Background and Purpose The ex vivo effect of aspirin (ASA) on platelet aggregation, the platelet component of thrombosis, was studied at repeated intervals in a cohort of patients taking aspirin for recurrent ischemic stroke prevention to define the maintenance of efficacy over time. Methods We administered increasing doses of aspirin (from 325 to 1300 mg/d) to patients with previous ischemic stroke and determined the extent of inhibition of platelet aggregation after 2 weeks and thereafter at approximately 6-month intervals. Results Over 33 months, 306 patients had platelet aggregation studies performed to define their initial response to ASA therapy. Of these, 228 had complete and 78 had partial inhibition of platelet aggregation at initial testing. To date, 119 of those who had complete inhibition and 52 who had partial inhibition have undergone repeat testing at least once. At repeat testing 39 of the 119 (32.7%) with complete inhibition at initial testing had lost part of the antiplatelet effect of ASA and converted from complete to partial inhibition without change in ASA dosage.
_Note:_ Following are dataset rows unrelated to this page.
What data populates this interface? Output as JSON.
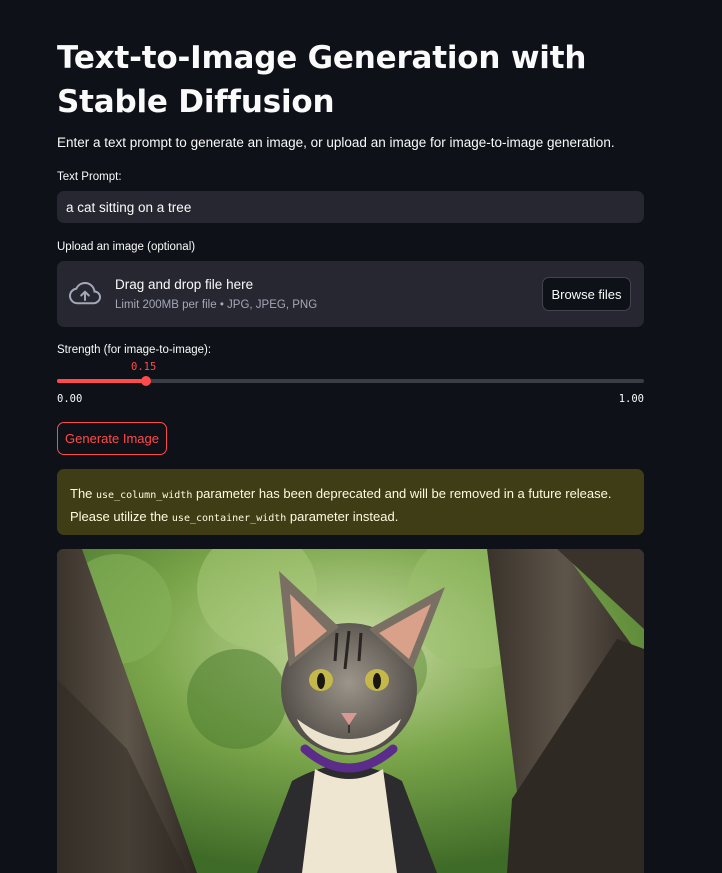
{
  "page": {
    "title_line1": "Text-to-Image Generation with",
    "title_line2": "Stable Diffusion",
    "intro": "Enter a text prompt to generate an image, or upload an image for image-to-image generation."
  },
  "prompt": {
    "label": "Text Prompt:",
    "value": "a cat sitting on a tree"
  },
  "upload": {
    "label": "Upload an image (optional)",
    "drop_title": "Drag and drop file here",
    "drop_limit": "Limit 200MB per file • JPG, JPEG, PNG",
    "browse_label": "Browse files",
    "icon": "cloud-upload-icon"
  },
  "strength": {
    "label": "Strength (for image-to-image):",
    "value": "0.15",
    "min": "0.00",
    "max": "1.00"
  },
  "generate": {
    "label": "Generate Image"
  },
  "warning": {
    "text_1": "The ",
    "code_1": "use_column_width",
    "text_2": " parameter has been deprecated and will be removed in a future release. Please utilize the ",
    "code_2": "use_container_width",
    "text_3": " parameter instead."
  },
  "colors": {
    "background": "#0e1117",
    "accent": "#ff4b4b",
    "input_bg": "#262730",
    "warning_bg": "#3e3d16"
  }
}
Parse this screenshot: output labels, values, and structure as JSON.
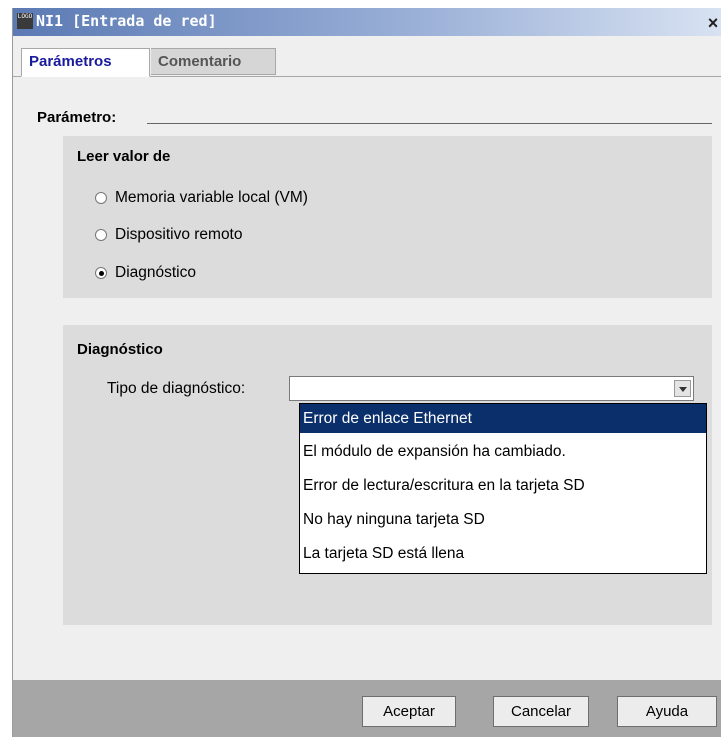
{
  "window": {
    "icon_text": "LOGO",
    "title": "NI1 [Entrada de red]",
    "close_glyph": "×"
  },
  "tabs": [
    {
      "label": "Parámetros",
      "active": true
    },
    {
      "label": "Comentario",
      "active": false
    }
  ],
  "section": {
    "label": "Parámetro:"
  },
  "read_from": {
    "title": "Leer valor de",
    "options": [
      {
        "label": "Memoria variable local (VM)",
        "checked": false
      },
      {
        "label": "Dispositivo remoto",
        "checked": false
      },
      {
        "label": "Diagnóstico",
        "checked": true
      }
    ]
  },
  "diagnostic": {
    "title": "Diagnóstico",
    "type_label": "Tipo de diagnóstico:",
    "selected_value": "",
    "options": [
      {
        "label": "Error de enlace Ethernet",
        "highlighted": true
      },
      {
        "label": "El módulo de expansión ha cambiado.",
        "highlighted": false
      },
      {
        "label": "Error de lectura/escritura en la tarjeta SD",
        "highlighted": false
      },
      {
        "label": "No hay ninguna tarjeta SD",
        "highlighted": false
      },
      {
        "label": "La tarjeta SD está llena",
        "highlighted": false
      }
    ]
  },
  "buttons": {
    "ok": "Aceptar",
    "cancel": "Cancelar",
    "help": "Ayuda"
  },
  "colors": {
    "title_gradient_start": "#5b7ab4",
    "active_tab_text": "#1a1a9c",
    "highlight": "#0a2f6b"
  }
}
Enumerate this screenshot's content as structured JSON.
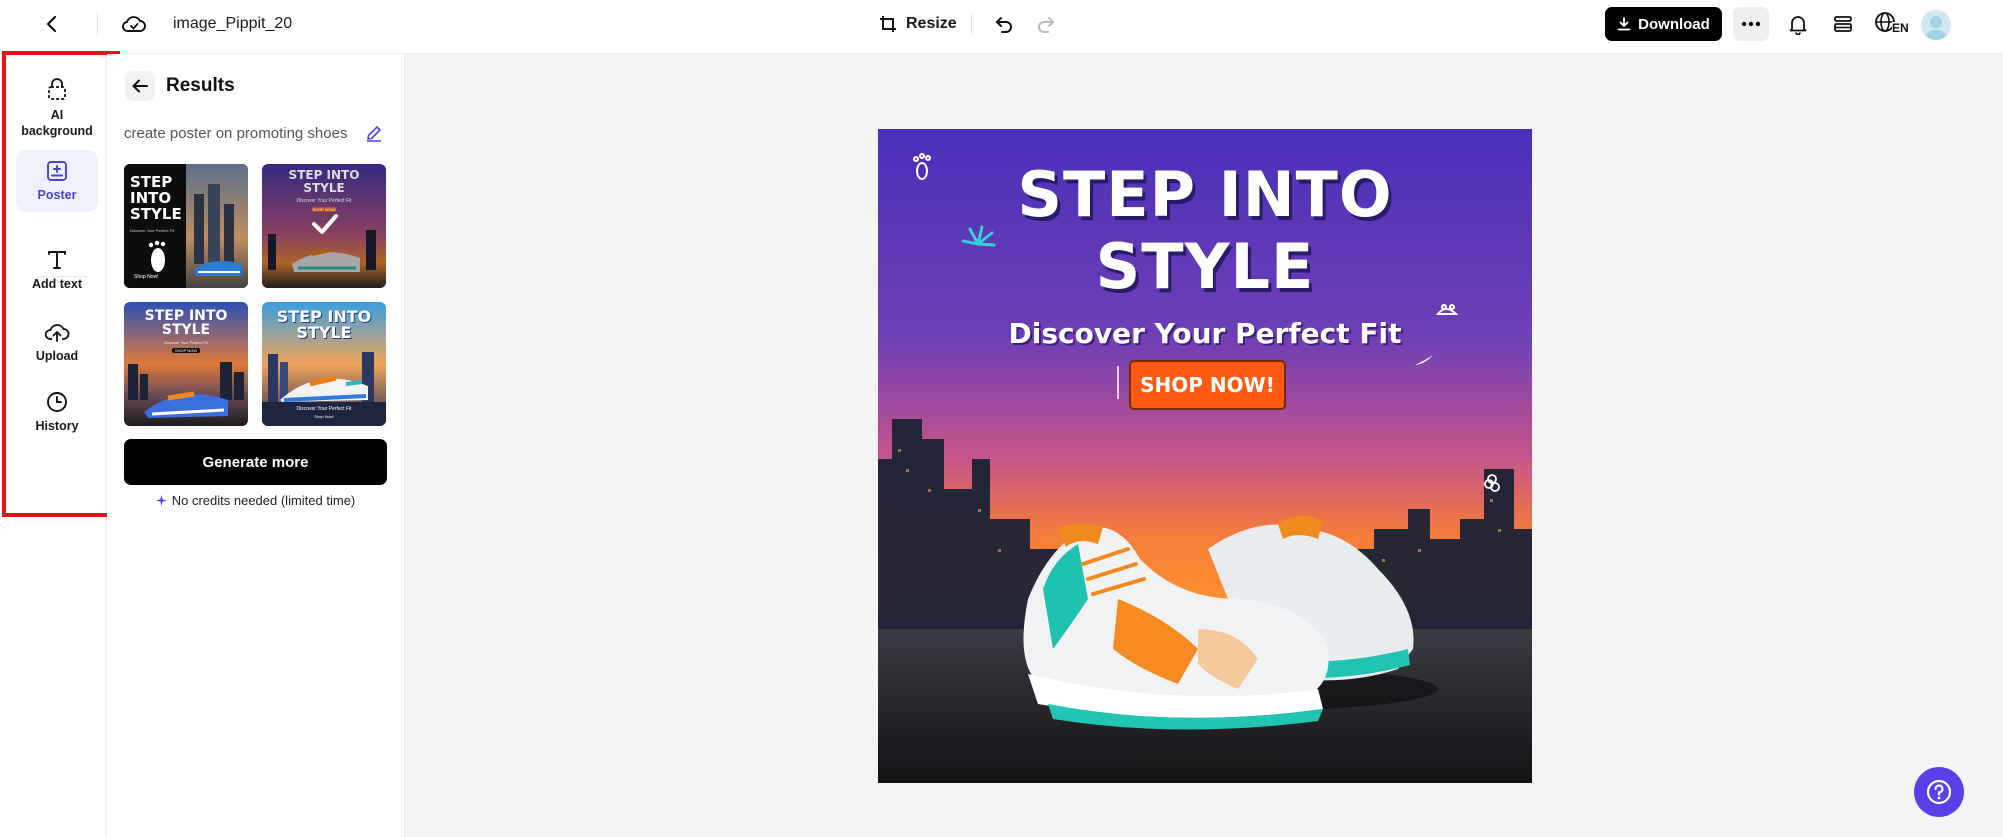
{
  "topbar": {
    "file_name": "image_Pippit_20",
    "resize_label": "Resize",
    "download_label": "Download",
    "language_badge": "EN"
  },
  "rail": {
    "items": [
      {
        "label": "AI background",
        "icon": "ai-background-icon"
      },
      {
        "label": "Poster",
        "icon": "poster-icon",
        "active": true
      },
      {
        "label": "Add text",
        "icon": "text-icon"
      },
      {
        "label": "Upload",
        "icon": "upload-icon"
      },
      {
        "label": "History",
        "icon": "history-icon"
      }
    ],
    "highlight_color": "#e8101a"
  },
  "panel": {
    "title": "Results",
    "prompt": "create poster on promoting shoes",
    "thumbnails": [
      {
        "lines": [
          "STEP",
          "INTO",
          "STYLE"
        ],
        "sub": "Discover Your Perfect Fit",
        "cta": "Shop Now!"
      },
      {
        "lines": [
          "STEP INTO",
          "STYLE"
        ],
        "sub": "Discover Your Perfect Fit",
        "cta": "SHOP NOW!",
        "selected": true
      },
      {
        "lines": [
          "STEP INTO",
          "STYLE"
        ],
        "sub": "Discover Your Perfect Fit",
        "cta": "SHOP NOW"
      },
      {
        "lines": [
          "STEP INTO",
          "STYLE"
        ],
        "sub": "Discover Your Perfect Fit",
        "cta": "Shop Now!"
      }
    ],
    "generate_label": "Generate more",
    "credits_note": "No credits needed (limited time)"
  },
  "poster": {
    "title_line1": "STEP INTO",
    "title_line2": "STYLE",
    "subtitle": "Discover Your Perfect Fit",
    "cta": "SHOP NOW!"
  },
  "colors": {
    "accent": "#5940e8",
    "cta_orange": "#ff5a12",
    "poster_top": "#4a2fb8"
  }
}
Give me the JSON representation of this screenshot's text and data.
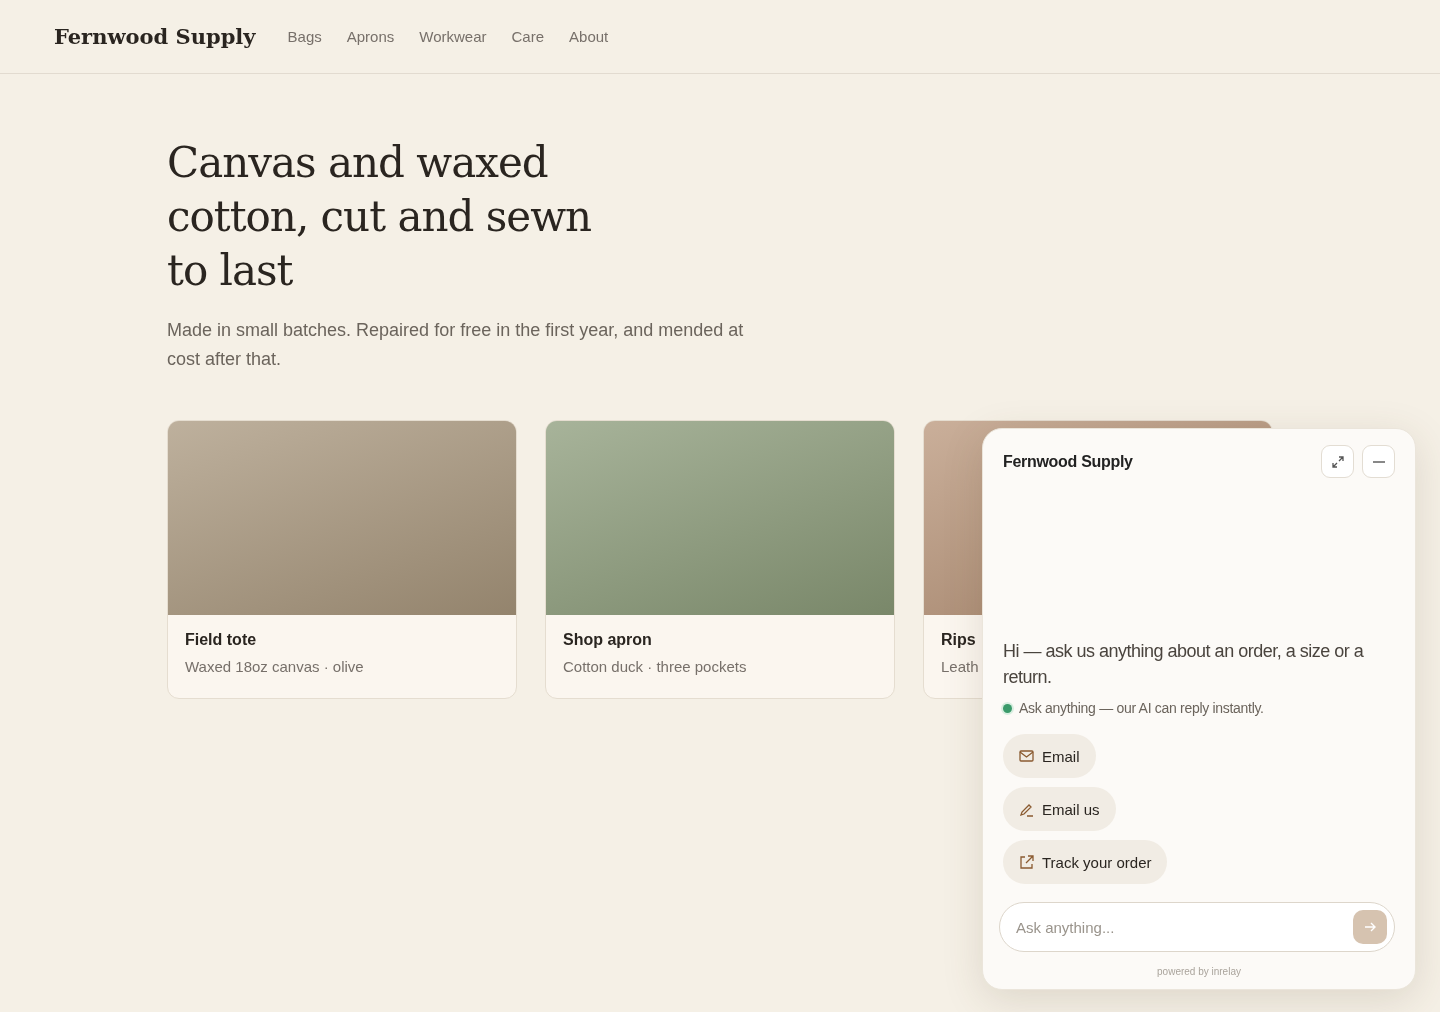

Of the 52 with partial inhibition at initial testing, 35 achieved complete inhibition either by ASA dosage escalation (in 325 mg/d increments) or fluctuation of response at the same dosage, but 8 of those 35 (22.8%) had reverted to partial inhibition when tested again. Overall, 8.2% of patients ultimately exhibited ASA resistance to 1300 mg/d-8 of 52 (15.4%) with partial inhibition and 6 of 119 (5.0%) with complete inhibition at initial testing. Conclusions The antiplatelet (and presumably the antithrombotic) effect of a fixed dose of ASA is not constant over time in all individuals. The mechanisms by which increased dosage requirement or ASA resistance develops and the clinical significance of this development are currently undefined.